As the Independent Practitioner I am now, keeping up to date and aware of what is going on in the PR world is incredibly important – it is my professional responsibility to keep up-to-date and even try to be ahead of the curve. Clients need to be confident that when they employ me I know what I am talking about and my skills are current. There is a certain amount of trust involved, but to make me stand out I want clients to be confident rather than rely solely on trust that I will do a good job for them. This is why I am a member of two professional bodies and undertake CPD (Continuing Professional Development) for both.
What benefits are there to being a member of a professional body?
Being a member of a professional body, such as CIPR or CIM, is a signpost to clients/employers that I take my career seriously. Every pitch document I send out clearly states that I am a member and I provide a link to both the CIPR and CIM codes of conduct (download the CIPR code and CIM code). I also clearly state that I am registered for CPD (and am a CIPR Accredited Practitioner).
These memberships provide invaluable CPD opportunities and make it extremely easy for me to learn and develop my skills. At the start of each new CPD cycle (CIPR starts in March and CIM in July) I sit down and work out where I have gaps in my skills base and look ahead to what is predicted for PR and marketing, then find CPD activities which let me learn and develop my skills and knowledge. This CIPR video on CPD below explains why it is important to do.
Rather than searching the internet for a provider without any knowledge on the quality of the training I will receive, as I did when employed and not a member of a professional body, I search for the most relevant workshop / course which is accredited by the CIPR or CIM. Once complete, I log completion but this is more than a tick-box exercise – both professional bodies require me to explain what I have learnt and how this will improve what I practice.
My training is focused with an end goal in sight. With the CIPR, the short-term goal is to maintain my Accredited Practitioner status and with both the CIPR and CIM, the ultimate end goal is to reach Chartered status.
What does CPD mean for employers/clients?
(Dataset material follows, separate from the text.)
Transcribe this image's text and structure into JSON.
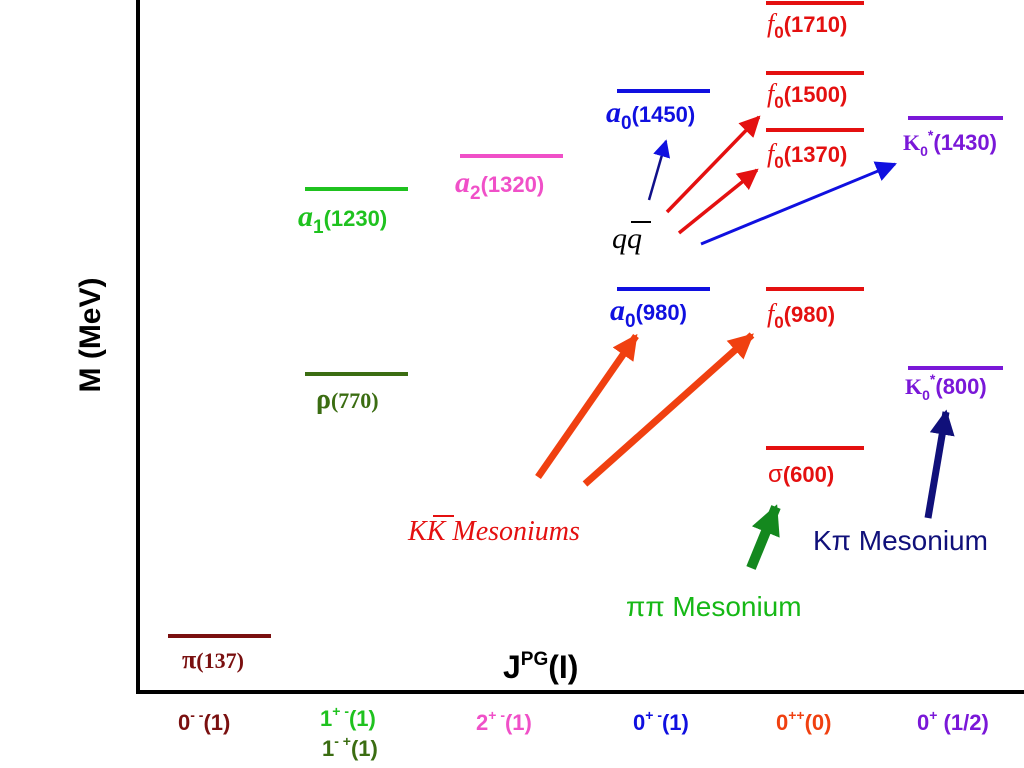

By being registered for CPD with both the CIPR and CIM, and completing the annual requirements, my clients are confident that my skills are up-to-date and I am committed to professional excellence. The work I do for them will reflect what is thought as best practice. CPD is how I build on my expertise gained from doing the job day-in-day-out and gives me the flexibility to meet the demands and challenges coming my way.
Clients / employers deserve the best and my commitment to CPD, coupled with membership of professional bodies, the code of conduct and ethical basis to my work, is what sets me apart from the rest of the practitioners they could choose to work with.
What about the ‘other’ type of PR people?
These ‘others’ are the practitioners who choose not to commit to keeping their skills and knowledge up-to-date. They may be ‘silent’ members of a professional body – as CPD is not mandatory – but what should be asked is: “Why do they choose not to undergo CPD?” As for what happens to them in the marketplace? I cannot say as they are (metaphorically) behind me in the pitch process / interview stage!
- If you are a member of a professional body, such as the CIPR or CIM, do you take part in CPD? If so, why? If not, why?
- If you are not a member of a professional body, why? Do you think this has made a difference when you have been seeking work?
There is no right or wrong answer, and I would be interested to know about any research conducted into the effects being a member of a professional body has on employment, likewise for the effect of CPD. I can only speak from my experience, and that is that letting clients know I am an MCIPR and MCIM, and undertake a programme of CPD to ensure my skills are up-to-date for their benefit, definitely impresses them. What about you?